Common Questions

What is the San Diego County Underage Drinking Initiative?


The San Diego County Underage Drinking Initiative is a multi-system, multi-agency effort to reduce the impact of underage drinking. Youth access to alcohol is a public health problem commanding attention throughout our society. Alcohol-related traffic crashes are the number one cause of death for young people. Youth are experimenting with alcohol at progressively earlier ages. Drinking is a factor in academic failure and school dropouts, in unwanted pregnancies and contracting sexually transmitted disease. Parents, educators and health and welfare workers see the consequences of underage drinking on a daily basis.

The Underage Drinking Initiative attacks this problem by developing and implementing community-driven, research-based strategies that reflect the ethnic and cultural diversity of the population in urban and rural areas of San Diego County.

What is Environmental Prevention?


Environmental prevention is based on the fact that people's behavior, including their use of substances, is powerfully shaped by their environment, including the messages and images delivered by the mass media, the norms of their communities and other social groups, the availability of substances, and so forth. Therefore effective prevention requires making appropriate modifications to the physical, legal, economic, and sociocultural processes of the community at large that contribute to substance abuse and related problems (Holder, 1991). By targeting environmental factors, this approach to prevention differs from more traditional, individually based strategies, which tend to accept the environment and the risks it imposes as given and instead focus on enhancing individuals' abilities to resist its temptations.

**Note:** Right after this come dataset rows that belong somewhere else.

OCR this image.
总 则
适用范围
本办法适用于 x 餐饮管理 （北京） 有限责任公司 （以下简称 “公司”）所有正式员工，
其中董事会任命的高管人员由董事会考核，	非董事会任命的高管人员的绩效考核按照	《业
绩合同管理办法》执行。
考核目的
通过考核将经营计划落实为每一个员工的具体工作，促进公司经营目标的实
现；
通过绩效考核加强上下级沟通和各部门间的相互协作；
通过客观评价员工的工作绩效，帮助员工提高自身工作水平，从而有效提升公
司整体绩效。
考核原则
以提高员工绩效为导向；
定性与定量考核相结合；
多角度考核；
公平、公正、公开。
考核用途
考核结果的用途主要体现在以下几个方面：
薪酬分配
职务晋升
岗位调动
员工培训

Prevention directed at the environment generally relies on public policies (e.g., laws, rules, regulations) and other community-level interventions both to limit access to substances and to alter the culture and contexts within which decisions about substance use are made. Because environmental prevention affects whole populations and creates change in the fundamental system-wide processes underlying substance abuse, it has the potential to bring about relatively quick, dramatic, and enduring reductions in substance abuse problems.

The above passage is from the "Environmental Strategies To Prevent Alcohol Problems on College Campuses" by Deborah A. Fisher, Ph.D. of the Pacific Institute for Research and Evaluation, under a project awarded by the Office of Juvenile Justice and Delinquency Program Prevention, Office of Justice Programs, U.S. Department of Justice.